Alkenones are most abundant in lipids extracted from Core 167-1016C-1H. Their concentrations vary between 2.0 and 16.5 µg/g sediment, with an average of 5.8 µg/g sediment, and have maximal values at 5.2, 6.2, and 7.4 mbsf (Fig. 10). Alkenoates have a similar variation with alkenones. Alkatrienes show a different variation with alkenones and alkenoates, and their concentrations are higher in a cooling interval (3.8-5.2 mbsf). Conte et al. (1994) compiled published and unpublished data for lipids in various strains of Emiliania huxleyi and found that the occurrence of alkatrienes is restricted to several strains from northern subarctic Oceans such as the northeast Pacific Ocean and the English Channel. This suggests that the alkatrienes from Site 1016 reflect the contribution of Emiliania and/or Gephyrocapsa species of subarctic origin.
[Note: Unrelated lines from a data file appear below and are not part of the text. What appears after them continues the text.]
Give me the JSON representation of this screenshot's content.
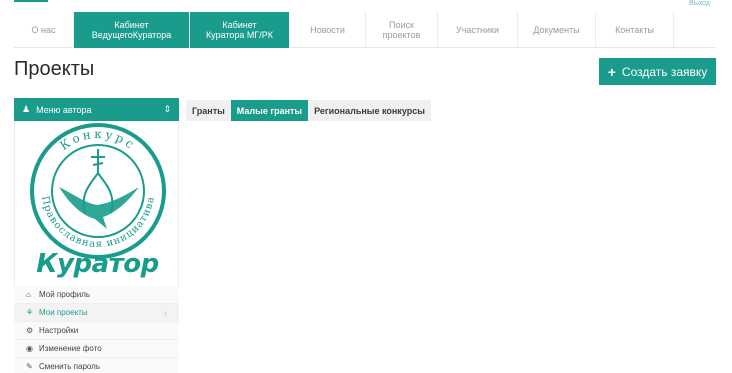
{
  "colors": {
    "accent": "#1a9c8c"
  },
  "header": {
    "corner_link": "Выход"
  },
  "nav": [
    {
      "label": "О нас",
      "active": false,
      "width": 60
    },
    {
      "label": "Кабинет\nВедущегоКуратора",
      "active": true,
      "width": 116
    },
    {
      "label": "Кабинет\nКуратора МГ/РК",
      "active": true,
      "width": 100
    },
    {
      "label": "Новости",
      "active": false,
      "width": 76
    },
    {
      "label": "Поиск\nпроектов",
      "active": false,
      "width": 72
    },
    {
      "label": "Участники",
      "active": false,
      "width": 80
    },
    {
      "label": "Документы",
      "active": false,
      "width": 78
    },
    {
      "label": "Контакты",
      "active": false,
      "width": 78
    }
  ],
  "page": {
    "title": "Проекты"
  },
  "create_button": {
    "label": "Создать заявку",
    "icon": "plus-icon"
  },
  "sidebar": {
    "menu_title": "Меню автора",
    "logo": {
      "arc_text": "Конкурс",
      "ring_text": "Православная инициатива",
      "word": "Куратор"
    },
    "items": [
      {
        "label": "Мой профиль",
        "icon": "home-icon",
        "glyph": "⌂",
        "active": false,
        "arrow": ""
      },
      {
        "label": "Мои проекты",
        "icon": "projects-icon",
        "glyph": "⚘",
        "active": true,
        "arrow": "›"
      },
      {
        "label": "Настройки",
        "icon": "gears-icon",
        "glyph": "⚙",
        "active": false,
        "arrow": ""
      },
      {
        "label": "Изменение фото",
        "icon": "eye-icon",
        "glyph": "◉",
        "active": false,
        "arrow": ""
      },
      {
        "label": "Сменить пароль",
        "icon": "edit-icon",
        "glyph": "✎",
        "active": false,
        "arrow": ""
      }
    ]
  },
  "tabs": [
    {
      "label": "Гранты",
      "active": false
    },
    {
      "label": "Малые гранты",
      "active": true
    },
    {
      "label": "Региональные конкурсы",
      "active": false
    }
  ]
}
Prokaryote-Derived Compounds

In the F1 fraction, diploptene, neohop-13(18)-ene, and fern-7-ene were found, and hop-21(22)-ene and hop-17(21)-ene were detected in trace amounts (Fig. 6). All of these are thought to derive from eubacteria or cyanobacteria (Ourrison et al., 1979). Brassell et al. (1980) proposed a diagenetic isomerization of diploptene (hop-22(29)-ene) to neohop-13(18)-ene through hop-21(22)-ene and hop-17(21)-ene. There seems a trend that the relative abundance of neohop-13(18)-ene to diploptene increases with increasing depth (Fig. 9), which is consistent with the Brassell hypothesis. Both diploptene and neohop-13(18)-ene show similar variations with depth, but the amplitude is much higher in the variation of neohop-13(18)-ene concentration.

Petroleum-Type Compounds

Hopanes, steranes, and C-ring monoaromatic (MA) steroids were observed in the F1 fraction (Fig. 6). Their identification was achieved by comparison of their mass spectra and retention times (Philp, 1995; Moldowan and Fago, 1986; Schouten et al., 1994). Their isomeric pattern (e.g., the presence of thermally stable 22S- and 17(H), 21(H)-hopanes and 20S- and 5(H), 14(H), 17(H)-steranes) is typical of matured organic matter (Seifert and Moldowan, 1980), and the presence of 28, 30-dinorhopane (Seifert et al., 1978) implies that their source is a weathered Miocene Monterey Formation source rock and/or Monterey oil. Figure 11 demonstrates the variations in the concentrations of these petroleum-type compounds. All of these show parallel variations in concentration, and they are most abundant in warming intervals at 0.8 and 8.2 mbsf. The concentration of 28,30-dinorhopane ranges between 3 and 13 µg/g TOC, which is in the same order as that in Site 893 sediments in Santa Barbara Basin (10-42 µg/g TOC; Hinrichs et al., 1995).